Dean, after charm offensive, says campaign's on rebound

MANCHESTER, N.H. — MANCHESTER, N.H. - One day after a public relations offensive to counter the fallout from Iowa, Howard Dean's campaign pronounced itself on the mend yesterday.

But the impact on New Hampshire's voters was unclear, and every campaign was waiting for the weekend polls to determine whether Dean had succeeded in persuading New Hampshirites that his third-place finish and emotional concession speech in Iowa were aberrations.


The candidate was in a reassuring mode. "Things have started to turn a little bit," he told several dozen volunteers at a phone bank in Milford. "We're back on the upswing, and you know what? New Hampshirites love to undo what Iowa does."

Voice still hoarse, Dean was much livelier in public than he has been since arriving here Tuesday from Iowa. In a trio of town hall meetings, he continued to mention his experience as a budget-balancing governor and to deride Washington politicians for promising more than they can deliver. While he drew a large crowd last night in Keene, some of his earlier audiences were smaller than normal but generous in their warm applause, including many people who said they were undecided.


"If you just want to change presidents, go to the polls on Tuesday and vote for whoever you want," Dean told about 100 people at the Lions Club in Londonderry just after 8 a.m. "But if you really want to change America, I ask for your vote. I think we need somebody outside the Washington game, somebody who just doesn't promise everything, somebody who's actually balanced budgets and delivered health care."
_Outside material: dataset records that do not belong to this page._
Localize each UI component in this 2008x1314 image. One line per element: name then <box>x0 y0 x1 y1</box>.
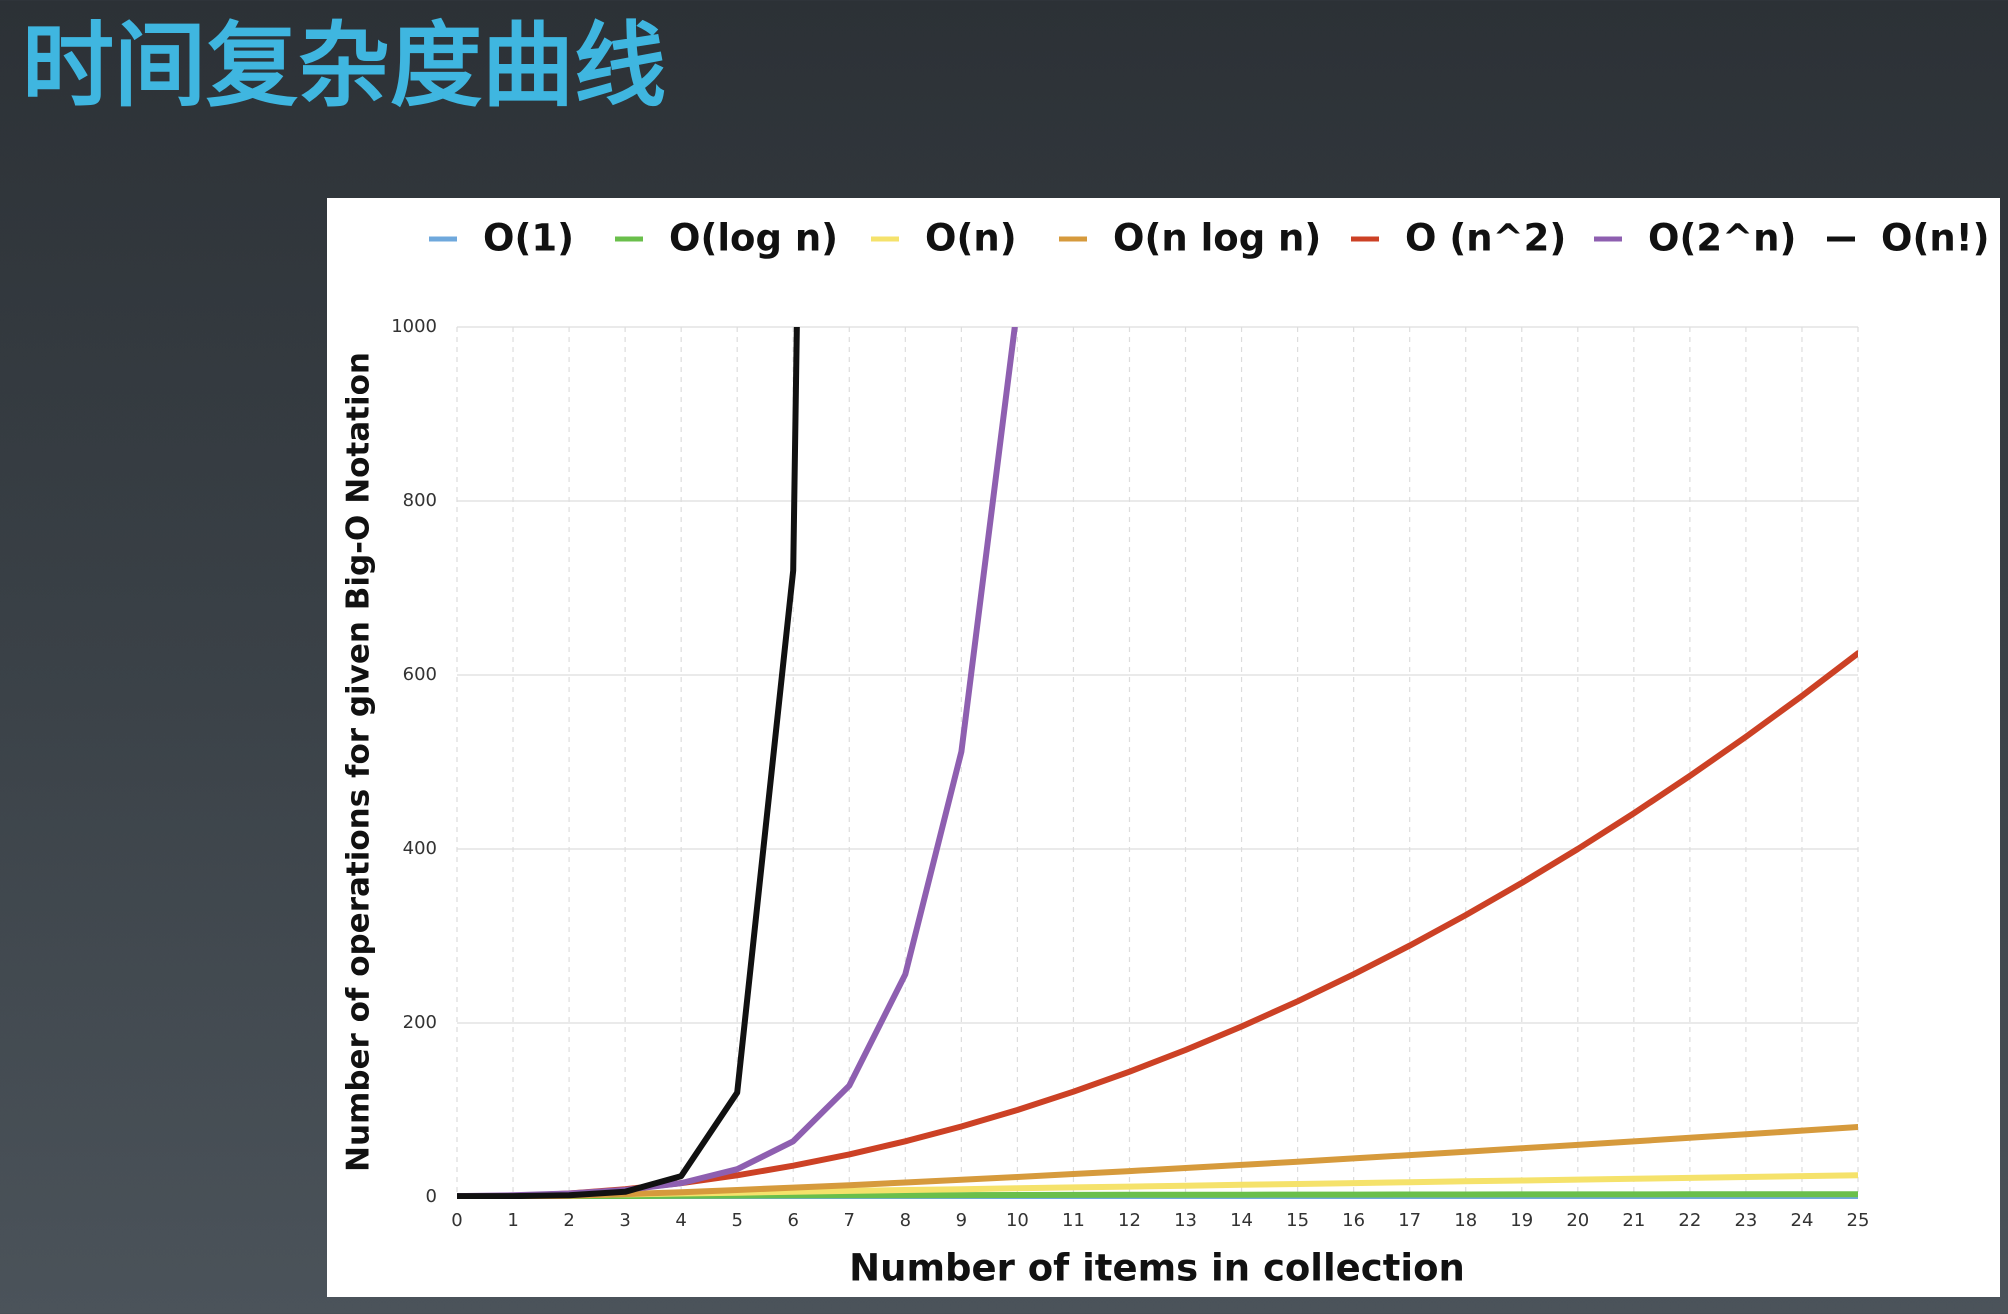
y-tick-label: 200 <box>403 1012 437 1033</box>
x-tick-label: 12 <box>1118 1210 1141 1231</box>
x-tick-label: 21 <box>1622 1210 1645 1231</box>
y-tick-label: 400 <box>403 838 437 859</box>
legend-label: O(log n) <box>669 217 838 260</box>
x-tick-label: 11 <box>1062 1210 1085 1231</box>
x-tick-label: 1 <box>507 1210 518 1231</box>
legend-label: O(2^n) <box>1648 217 1796 260</box>
x-tick-label: 15 <box>1286 1210 1309 1231</box>
x-tick-label: 24 <box>1791 1210 1814 1231</box>
y-tick-label: 600 <box>403 664 437 685</box>
legend-label: O(1) <box>483 217 574 260</box>
legend-label: O(n log n) <box>1113 217 1321 260</box>
x-tick-label: 14 <box>1230 1210 1253 1231</box>
x-tick-label: 10 <box>1006 1210 1029 1231</box>
x-tick-label: 25 <box>1847 1210 1870 1231</box>
legend-label: O (n^2) <box>1405 217 1566 260</box>
legend-label: O(n) <box>925 217 1017 260</box>
chart-panel <box>327 198 2000 1297</box>
x-tick-label: 8 <box>900 1210 911 1231</box>
y-tick-label: 800 <box>403 490 437 511</box>
x-tick-label: 20 <box>1566 1210 1589 1231</box>
x-tick-label: 23 <box>1734 1210 1757 1231</box>
x-tick-label: 13 <box>1174 1210 1197 1231</box>
series-line <box>457 1124 1858 1199</box>
x-tick-label: 2 <box>563 1210 574 1231</box>
y-tick-label: 0 <box>426 1186 437 1207</box>
x-tick-label: 16 <box>1342 1210 1365 1231</box>
legend-label: O(n!) <box>1881 217 1990 260</box>
x-axis-label: Number of items in collection <box>849 1247 1465 1290</box>
slide-title: 时间复杂度曲线 <box>22 12 666 119</box>
y-tick-label: 1000 <box>391 316 437 337</box>
x-tick-label: 6 <box>788 1210 799 1231</box>
x-tick-label: 22 <box>1678 1210 1701 1231</box>
x-tick-label: 0 <box>451 1210 462 1231</box>
x-tick-label: 19 <box>1510 1210 1533 1231</box>
x-tick-label: 5 <box>731 1210 742 1231</box>
x-tick-label: 17 <box>1398 1210 1421 1231</box>
x-tick-label: 18 <box>1454 1210 1477 1231</box>
plot-lines <box>457 327 1858 1199</box>
x-tick-label: 4 <box>675 1210 686 1231</box>
y-axis-label: Number of operations for given Big-O Not… <box>341 352 377 1172</box>
x-tick-label: 9 <box>956 1210 967 1231</box>
series-line <box>457 327 800 1199</box>
x-tick-label: 7 <box>844 1210 855 1231</box>
x-tick-label: 3 <box>619 1210 630 1231</box>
Several strategists said Dean had probably done as much as he could Thursday night to steady his campaign, with his debate performance, the lengthy interview he and his wife granted to ABC News and his self-deprecatory appearance on The Late Show With David Letterman.

The challenge facing him was complex: to demonstrate humor, acknowledge error, display a calm and presidential demeanor but still remind his constituents of the passionate, antiwar insurgent who first attracted them.

"I thought he did what he had to do to stop the blood-letting and let the healing begin," said Donna Brazile, a Democratic strategist not affiliated with any of the campaigns. "Now it's time to recapture his fire, go out there and charm his neighbors."

Since the Iowa caucuses, Dean's support has steadily declined in polls. One strategist for a rival campaign, alluding to Dean's base of support, said, "Everybody's asking the same question: Where's the floor?"

Still, members of Dean's staff said the energy level at the grass roots was rising. Karen Hicks, the New Hampshire state director, said the phones had returned to pre-Iowa ringing levels, with some people calling to say they were outraged at how frequently the raucous Iowa concession speech was being replayed. The candidate continued to walk a careful line. In a news conference yesterday afternoon, Dean told reporters, "All I want is a candidate who tells the truth."

In response to a voter's question about the Federal Reserve, Dean also said he thought its chairman, Alan Greenspan, had become too political and should be replaced. He later clarified that he would not remove Greenspan from office but simply appoint someone else when the time came.

At each of Dean's events yesterday, a voter stood to praise either his Thursday night performances or the now-famous concession speech.


"Just for the record, I really enjoyed your speech in Iowa," a woman from Derry said at the morning forum.

"So take that, CNN," Dean responded over the applause.